The module index in the diagram is divided into index0 and index1, and there are two reasons for the need to re-establish the index when the system is expanded, and to switch between the two indexes. Block in fact there are many pieces, can be understood as these small blocks quickly make up a large blocks, each block size is fixed a value, not enough will be added to a chunk, if not enough in the picture will add a block5,. Of course, in fact, index0 or index1 itself has a lot of blocks of data, but these blocks are all part of an index, which means that index0 or index1 itself contains all the index information, setting two is only for expansion and reconstruction. In fact, the block part of the reader can be understood as a whole is a large block. The equivalent of index0 corresponding to the entire block, the index to rebuild the index information to switch to INDEX1, at this point, index1 corresponding blocks, the advantage of this is that only need to save a piece of data, and the index capacity expansion can be separated.
The following article analyzes the implementation of each module in detail. Design Points underlying read and write files
How to drop the data in many ways, the simple introduction of two data in memory accumulation to a certain value after the background of a separate thread to save the file, can be understood as a timed to brush the data into the disk. Write log file, this way is when the system is hung or need to reboot through the traversal operation log again to simulate the operation, restore the original data.
This storage system uses the operating system's mmap function, will brush the disk the work to the operating system management. Mmap can map a file to memory, the process can read and write directly to memory, much faster than ordinary write file performance (about Mmap recommended readers to understand). With this tool, the operation of the brush disk becomes very easy, performance is also guaranteed, the only drawback is that because the mmap is the operating system to control the brush to disk, not real-time, in the system encountered problems hang will cause data loss, simply this system also has log information, which can also achieve the recovery data function.
Add a common sense, memory read and write the fastest, the disk in order to read and write faster than random, so the index and block parts are used mmap way, and is random read and write, log log does not require random read and write, you can directly append files to the sequential reading and writing methods.

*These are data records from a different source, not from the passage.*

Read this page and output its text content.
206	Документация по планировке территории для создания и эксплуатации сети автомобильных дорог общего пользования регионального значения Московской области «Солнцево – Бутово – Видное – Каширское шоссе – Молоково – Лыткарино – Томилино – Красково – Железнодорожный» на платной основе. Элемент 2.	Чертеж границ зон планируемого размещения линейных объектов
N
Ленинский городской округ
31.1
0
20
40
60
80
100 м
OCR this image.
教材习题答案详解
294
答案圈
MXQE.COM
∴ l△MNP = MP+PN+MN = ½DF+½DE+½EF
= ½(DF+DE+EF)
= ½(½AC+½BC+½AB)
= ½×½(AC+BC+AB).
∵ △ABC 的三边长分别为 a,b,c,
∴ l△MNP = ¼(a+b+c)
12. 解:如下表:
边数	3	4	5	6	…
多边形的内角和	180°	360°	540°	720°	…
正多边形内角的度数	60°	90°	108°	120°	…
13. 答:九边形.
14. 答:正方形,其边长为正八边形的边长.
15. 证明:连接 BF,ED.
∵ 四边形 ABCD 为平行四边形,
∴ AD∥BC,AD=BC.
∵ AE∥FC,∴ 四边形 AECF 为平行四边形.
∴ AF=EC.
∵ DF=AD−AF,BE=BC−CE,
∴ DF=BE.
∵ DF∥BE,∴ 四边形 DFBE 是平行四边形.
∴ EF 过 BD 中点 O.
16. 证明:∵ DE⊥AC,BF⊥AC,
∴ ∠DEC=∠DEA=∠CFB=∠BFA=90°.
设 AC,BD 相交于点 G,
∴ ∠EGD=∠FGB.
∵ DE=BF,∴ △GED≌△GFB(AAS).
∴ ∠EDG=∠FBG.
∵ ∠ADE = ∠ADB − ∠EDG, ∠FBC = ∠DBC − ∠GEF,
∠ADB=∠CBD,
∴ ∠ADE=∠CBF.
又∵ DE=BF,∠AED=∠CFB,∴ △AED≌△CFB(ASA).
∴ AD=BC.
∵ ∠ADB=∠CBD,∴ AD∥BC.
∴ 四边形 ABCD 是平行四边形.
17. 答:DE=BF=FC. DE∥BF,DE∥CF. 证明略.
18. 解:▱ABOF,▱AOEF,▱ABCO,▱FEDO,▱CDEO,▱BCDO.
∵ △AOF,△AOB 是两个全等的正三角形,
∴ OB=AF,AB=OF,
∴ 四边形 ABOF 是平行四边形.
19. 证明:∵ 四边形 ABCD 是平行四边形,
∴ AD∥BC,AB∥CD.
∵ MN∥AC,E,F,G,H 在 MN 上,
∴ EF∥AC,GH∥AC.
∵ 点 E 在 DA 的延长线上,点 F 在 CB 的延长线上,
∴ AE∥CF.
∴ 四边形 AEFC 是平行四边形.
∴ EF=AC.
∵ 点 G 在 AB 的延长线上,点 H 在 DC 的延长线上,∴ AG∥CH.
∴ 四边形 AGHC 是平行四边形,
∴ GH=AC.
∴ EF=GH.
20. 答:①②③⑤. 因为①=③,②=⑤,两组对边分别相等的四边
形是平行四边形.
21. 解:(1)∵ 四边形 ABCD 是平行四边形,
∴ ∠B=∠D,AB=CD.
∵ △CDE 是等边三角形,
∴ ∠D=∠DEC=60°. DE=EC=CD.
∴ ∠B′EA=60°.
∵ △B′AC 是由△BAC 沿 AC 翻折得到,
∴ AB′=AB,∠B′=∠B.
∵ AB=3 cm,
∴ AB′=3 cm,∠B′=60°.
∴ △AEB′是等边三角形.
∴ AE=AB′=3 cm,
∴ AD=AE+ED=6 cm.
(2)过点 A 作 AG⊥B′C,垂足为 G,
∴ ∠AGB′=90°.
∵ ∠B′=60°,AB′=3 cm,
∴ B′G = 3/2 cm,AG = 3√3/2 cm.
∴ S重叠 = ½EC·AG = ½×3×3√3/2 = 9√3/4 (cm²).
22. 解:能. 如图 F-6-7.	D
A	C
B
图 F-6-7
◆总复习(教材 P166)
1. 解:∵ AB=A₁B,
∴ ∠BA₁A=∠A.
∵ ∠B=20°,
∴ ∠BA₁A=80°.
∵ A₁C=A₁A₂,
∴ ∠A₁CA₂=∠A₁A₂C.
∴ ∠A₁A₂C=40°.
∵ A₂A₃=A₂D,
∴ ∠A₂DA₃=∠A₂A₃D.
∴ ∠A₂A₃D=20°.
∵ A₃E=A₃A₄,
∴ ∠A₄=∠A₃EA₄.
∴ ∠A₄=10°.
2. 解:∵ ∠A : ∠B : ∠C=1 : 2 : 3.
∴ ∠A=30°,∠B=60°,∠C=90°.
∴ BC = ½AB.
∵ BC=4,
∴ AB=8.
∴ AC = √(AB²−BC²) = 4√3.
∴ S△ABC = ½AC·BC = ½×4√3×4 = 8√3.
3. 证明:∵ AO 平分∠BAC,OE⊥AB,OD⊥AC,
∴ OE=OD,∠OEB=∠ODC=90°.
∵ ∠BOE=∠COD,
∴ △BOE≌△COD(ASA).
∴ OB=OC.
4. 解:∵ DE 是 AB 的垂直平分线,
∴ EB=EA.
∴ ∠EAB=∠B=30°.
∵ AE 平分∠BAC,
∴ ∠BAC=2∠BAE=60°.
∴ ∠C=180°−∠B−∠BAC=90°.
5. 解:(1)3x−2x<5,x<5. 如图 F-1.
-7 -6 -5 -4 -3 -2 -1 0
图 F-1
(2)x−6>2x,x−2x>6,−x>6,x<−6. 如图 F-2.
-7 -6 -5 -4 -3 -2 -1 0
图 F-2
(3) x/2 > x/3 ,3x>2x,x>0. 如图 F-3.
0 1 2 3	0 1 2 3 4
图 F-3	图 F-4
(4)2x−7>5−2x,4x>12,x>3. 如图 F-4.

After the adoption of MMAP management, there will still be some disk consolidation problems, such as index expansion, block expansion, or the data was deleted after a lot of debris and so on, but also in the later article in detail. Concurrency Issues
The performance of the storage system will inevitably face some problems of multithreading. Many systems use both read and write locks, which can lead to significant performance bottlenecks. Because the demand is to read the frequency is far higher than the frequency of writing, so the system initially adopted a read-write lock, that is, when writing can only be a thread in the writing, reading can be multi-threaded reading. Later found that the performance is not good, because the frequency is not very low, the final use of the time to write can also be read, but the writing can not have another thread to write. This will involve a concurrency problem, is writing a key, The wire is just read the value of the key, this will lead to data errors, the solution is simply version number check or double buffer switch, after the article will be detailed analysis. data structure and algorithm
This storage uses a number of data structures and algorithms, in the index section will use the hash algorithm, including some number theory analysis, string hash. In block will use similar memory allocation algorithm, TREAP application and so on, will do detailed analysis later.